Atualmente, no Serviço de Atendimento Móvel de Urgência (Samu), quase metade dos funcionários é de mulheres (290 em um total de 600), mas apenas 30% desse total são médicas, e 5%, chefes de equipe.
É o caso de Cenira Vânia de Paula Rêgo, de 57 anos, que há oito anos se reveza entre o atendimento na ambulância e no telefone do Samu. Ela conta que sua vocação é trabalhar com pacientes graves.

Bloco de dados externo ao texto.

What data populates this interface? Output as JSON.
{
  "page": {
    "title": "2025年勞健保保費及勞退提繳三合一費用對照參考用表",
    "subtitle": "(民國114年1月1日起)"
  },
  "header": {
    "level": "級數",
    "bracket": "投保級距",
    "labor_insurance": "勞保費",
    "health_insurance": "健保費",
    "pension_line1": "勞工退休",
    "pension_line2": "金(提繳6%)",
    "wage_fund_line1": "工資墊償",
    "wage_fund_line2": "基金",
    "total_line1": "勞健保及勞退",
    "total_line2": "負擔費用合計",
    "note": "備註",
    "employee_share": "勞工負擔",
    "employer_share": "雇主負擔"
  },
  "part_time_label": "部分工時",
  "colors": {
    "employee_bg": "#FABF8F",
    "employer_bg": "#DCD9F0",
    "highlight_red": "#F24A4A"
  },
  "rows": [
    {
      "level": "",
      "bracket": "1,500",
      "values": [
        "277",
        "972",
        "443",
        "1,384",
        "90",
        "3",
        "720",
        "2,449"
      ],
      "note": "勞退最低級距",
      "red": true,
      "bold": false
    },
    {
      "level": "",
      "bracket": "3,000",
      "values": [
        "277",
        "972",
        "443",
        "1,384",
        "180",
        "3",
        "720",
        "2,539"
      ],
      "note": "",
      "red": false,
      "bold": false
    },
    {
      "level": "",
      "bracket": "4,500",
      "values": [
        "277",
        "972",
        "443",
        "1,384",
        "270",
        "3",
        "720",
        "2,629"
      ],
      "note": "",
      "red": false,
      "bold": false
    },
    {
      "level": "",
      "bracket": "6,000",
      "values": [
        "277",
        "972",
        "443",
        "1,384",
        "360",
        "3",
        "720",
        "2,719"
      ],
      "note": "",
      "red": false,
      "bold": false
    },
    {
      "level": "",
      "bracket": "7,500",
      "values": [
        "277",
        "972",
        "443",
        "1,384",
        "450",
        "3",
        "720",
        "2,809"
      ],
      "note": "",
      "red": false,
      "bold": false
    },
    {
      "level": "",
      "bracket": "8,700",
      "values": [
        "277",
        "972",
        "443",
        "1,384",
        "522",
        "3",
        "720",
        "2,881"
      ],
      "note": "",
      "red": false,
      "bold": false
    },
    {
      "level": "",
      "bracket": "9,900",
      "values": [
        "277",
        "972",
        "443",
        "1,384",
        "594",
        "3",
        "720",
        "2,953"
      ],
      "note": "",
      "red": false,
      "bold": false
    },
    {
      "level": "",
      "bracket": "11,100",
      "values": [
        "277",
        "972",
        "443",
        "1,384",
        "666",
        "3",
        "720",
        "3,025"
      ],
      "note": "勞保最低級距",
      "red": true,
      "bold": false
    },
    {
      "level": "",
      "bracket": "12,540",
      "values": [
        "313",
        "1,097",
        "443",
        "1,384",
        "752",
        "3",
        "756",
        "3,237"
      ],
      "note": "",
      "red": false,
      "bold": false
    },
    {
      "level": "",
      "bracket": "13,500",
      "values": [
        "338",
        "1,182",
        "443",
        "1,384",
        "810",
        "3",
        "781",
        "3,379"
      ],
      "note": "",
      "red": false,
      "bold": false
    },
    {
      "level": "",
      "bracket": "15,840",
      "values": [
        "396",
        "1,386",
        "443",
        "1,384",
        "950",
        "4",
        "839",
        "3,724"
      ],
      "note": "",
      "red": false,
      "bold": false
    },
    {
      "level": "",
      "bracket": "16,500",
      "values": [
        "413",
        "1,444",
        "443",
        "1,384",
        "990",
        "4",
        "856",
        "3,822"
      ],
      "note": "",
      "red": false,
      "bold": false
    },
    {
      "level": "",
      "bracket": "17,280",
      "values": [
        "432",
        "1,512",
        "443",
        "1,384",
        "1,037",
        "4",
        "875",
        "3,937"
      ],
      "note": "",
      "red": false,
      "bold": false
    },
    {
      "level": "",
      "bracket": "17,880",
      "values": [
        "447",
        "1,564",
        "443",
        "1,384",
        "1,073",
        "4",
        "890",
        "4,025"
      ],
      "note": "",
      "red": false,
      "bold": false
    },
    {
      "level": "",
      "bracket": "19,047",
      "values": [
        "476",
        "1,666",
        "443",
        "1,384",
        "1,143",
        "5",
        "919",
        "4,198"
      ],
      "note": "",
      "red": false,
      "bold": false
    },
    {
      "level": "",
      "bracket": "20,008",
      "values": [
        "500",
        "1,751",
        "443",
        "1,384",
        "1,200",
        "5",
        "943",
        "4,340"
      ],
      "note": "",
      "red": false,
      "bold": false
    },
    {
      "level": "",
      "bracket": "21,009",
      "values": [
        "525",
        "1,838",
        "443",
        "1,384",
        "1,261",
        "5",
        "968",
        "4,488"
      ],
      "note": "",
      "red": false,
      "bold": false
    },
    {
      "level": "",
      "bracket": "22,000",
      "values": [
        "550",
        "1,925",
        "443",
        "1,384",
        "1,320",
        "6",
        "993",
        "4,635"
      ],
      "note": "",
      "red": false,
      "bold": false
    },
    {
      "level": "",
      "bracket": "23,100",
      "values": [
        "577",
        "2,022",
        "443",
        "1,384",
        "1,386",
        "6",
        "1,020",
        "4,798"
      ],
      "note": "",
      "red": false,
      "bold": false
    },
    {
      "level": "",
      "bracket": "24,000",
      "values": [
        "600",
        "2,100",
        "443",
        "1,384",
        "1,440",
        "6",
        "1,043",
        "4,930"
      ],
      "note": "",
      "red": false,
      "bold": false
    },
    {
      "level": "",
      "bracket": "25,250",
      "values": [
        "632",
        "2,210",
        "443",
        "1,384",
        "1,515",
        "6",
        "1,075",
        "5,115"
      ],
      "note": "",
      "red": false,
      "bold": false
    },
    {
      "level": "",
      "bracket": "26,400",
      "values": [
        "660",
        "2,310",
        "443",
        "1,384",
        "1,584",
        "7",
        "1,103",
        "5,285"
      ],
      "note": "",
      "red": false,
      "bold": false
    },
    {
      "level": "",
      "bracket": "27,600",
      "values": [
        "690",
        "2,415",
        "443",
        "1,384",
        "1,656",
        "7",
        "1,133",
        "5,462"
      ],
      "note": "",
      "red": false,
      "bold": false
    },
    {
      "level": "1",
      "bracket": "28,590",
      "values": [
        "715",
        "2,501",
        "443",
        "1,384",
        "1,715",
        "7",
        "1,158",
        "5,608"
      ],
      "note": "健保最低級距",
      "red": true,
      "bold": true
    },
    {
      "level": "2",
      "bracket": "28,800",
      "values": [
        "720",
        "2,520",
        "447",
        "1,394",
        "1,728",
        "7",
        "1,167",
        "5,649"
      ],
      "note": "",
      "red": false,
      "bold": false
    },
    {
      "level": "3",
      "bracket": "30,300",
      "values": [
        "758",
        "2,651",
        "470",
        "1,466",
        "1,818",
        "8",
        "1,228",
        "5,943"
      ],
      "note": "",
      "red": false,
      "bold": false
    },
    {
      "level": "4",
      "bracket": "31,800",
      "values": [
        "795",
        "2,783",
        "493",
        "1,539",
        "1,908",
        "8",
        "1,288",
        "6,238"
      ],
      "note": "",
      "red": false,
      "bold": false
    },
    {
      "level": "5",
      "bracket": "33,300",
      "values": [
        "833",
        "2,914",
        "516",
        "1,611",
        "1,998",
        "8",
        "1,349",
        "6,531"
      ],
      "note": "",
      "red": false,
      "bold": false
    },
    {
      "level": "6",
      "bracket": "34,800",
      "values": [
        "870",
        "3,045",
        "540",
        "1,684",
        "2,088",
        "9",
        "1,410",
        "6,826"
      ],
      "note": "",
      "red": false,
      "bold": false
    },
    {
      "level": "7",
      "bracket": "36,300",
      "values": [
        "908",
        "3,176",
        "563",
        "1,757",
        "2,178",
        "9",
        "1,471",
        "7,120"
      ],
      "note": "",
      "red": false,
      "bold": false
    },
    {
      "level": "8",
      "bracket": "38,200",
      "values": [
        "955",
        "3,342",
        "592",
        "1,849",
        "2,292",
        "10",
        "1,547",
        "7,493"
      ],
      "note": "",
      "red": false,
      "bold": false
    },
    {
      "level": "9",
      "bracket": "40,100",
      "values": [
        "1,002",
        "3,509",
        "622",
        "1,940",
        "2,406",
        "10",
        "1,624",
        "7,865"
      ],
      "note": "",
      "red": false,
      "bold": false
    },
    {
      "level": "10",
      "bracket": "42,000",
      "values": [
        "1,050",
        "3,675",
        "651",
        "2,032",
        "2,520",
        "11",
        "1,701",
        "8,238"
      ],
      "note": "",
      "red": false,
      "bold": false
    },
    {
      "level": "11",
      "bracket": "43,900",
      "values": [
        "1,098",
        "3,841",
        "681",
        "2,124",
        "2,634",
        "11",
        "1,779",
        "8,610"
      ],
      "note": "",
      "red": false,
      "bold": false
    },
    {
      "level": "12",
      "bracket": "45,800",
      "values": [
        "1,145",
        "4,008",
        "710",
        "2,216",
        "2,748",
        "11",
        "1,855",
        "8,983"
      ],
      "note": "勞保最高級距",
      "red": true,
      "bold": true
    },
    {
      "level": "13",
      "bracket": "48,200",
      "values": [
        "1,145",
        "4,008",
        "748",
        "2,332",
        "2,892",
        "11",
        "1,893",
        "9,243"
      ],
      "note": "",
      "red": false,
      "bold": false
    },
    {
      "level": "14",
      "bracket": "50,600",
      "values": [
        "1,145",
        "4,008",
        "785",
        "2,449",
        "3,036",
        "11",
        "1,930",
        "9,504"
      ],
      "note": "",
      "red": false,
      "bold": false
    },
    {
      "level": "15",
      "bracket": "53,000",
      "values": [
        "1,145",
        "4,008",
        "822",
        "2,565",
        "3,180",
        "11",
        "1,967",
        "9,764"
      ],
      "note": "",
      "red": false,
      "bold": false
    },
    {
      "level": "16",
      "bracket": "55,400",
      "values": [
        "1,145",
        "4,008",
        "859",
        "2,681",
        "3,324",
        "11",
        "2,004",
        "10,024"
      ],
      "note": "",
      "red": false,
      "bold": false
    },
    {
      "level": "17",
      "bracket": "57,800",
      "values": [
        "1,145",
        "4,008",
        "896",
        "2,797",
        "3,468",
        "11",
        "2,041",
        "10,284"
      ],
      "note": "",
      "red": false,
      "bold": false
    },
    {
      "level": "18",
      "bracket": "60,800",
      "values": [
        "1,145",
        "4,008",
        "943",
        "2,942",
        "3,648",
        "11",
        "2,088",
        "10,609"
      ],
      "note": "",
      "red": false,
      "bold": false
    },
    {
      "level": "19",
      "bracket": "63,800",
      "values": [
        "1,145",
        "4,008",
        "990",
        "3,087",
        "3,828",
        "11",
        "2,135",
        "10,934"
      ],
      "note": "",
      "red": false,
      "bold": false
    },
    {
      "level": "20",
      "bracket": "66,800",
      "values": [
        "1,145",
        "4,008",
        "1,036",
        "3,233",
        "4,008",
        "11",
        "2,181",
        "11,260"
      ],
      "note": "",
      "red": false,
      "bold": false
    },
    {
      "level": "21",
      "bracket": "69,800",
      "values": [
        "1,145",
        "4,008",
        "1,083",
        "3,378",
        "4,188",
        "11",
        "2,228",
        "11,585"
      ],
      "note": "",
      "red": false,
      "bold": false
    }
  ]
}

Uma profissão que envolve adrenalina e, quase sempre, tem espectadores apreensivos. “O mundo masculino ainda cobra muito da gente, por isso fazemos questão de dar o nosso melhor”, destacou a pediatra, intensivista e emergencista do Samu e do HPS.
*****************************************

Coronel e comandante na PM
FOTO: LEO FONTES
Coronel Cláudia comanda 2.000 policiais, que chama de “meus meninos”
Na Polícia Militar de Minas Gerais, as mulheres não estão mais apenas nos serviços administrativos, elas já ocupam todos os departamentos, inclusive a base aérea, como pilotos. Apenas no Grupo de Ações Táticas Especiais (Gate), considerado a tropa de elite da corporação mineira, não há militares femininas atualmente, mas pelo menos duas policiais já passaram por lá.
Pela primeira vez, a polícia mineira designou uma mulher para comandar uma região. A coronel Cláudia Araújo Romoaldo, de 44 anos, comanda 22 municípios e 2.000 policiais militares na 3ª região de Vespasiano, na região metropolitana da capital. Ela assumiu o cargo em outubro do ano passado, após 26 anos trabalhando na corporação.
Para chegar a coronel, é preciso ultrapassar seis posições, além de muitas barreiras culturais. “Quando nós (mulheres) chegamos na polícia, há 30 anos, foi preciso batalhar muito para provar que dávamos conta”, disse Cláudia, que chama os marmanjos de sua equipe de “meus meninos”.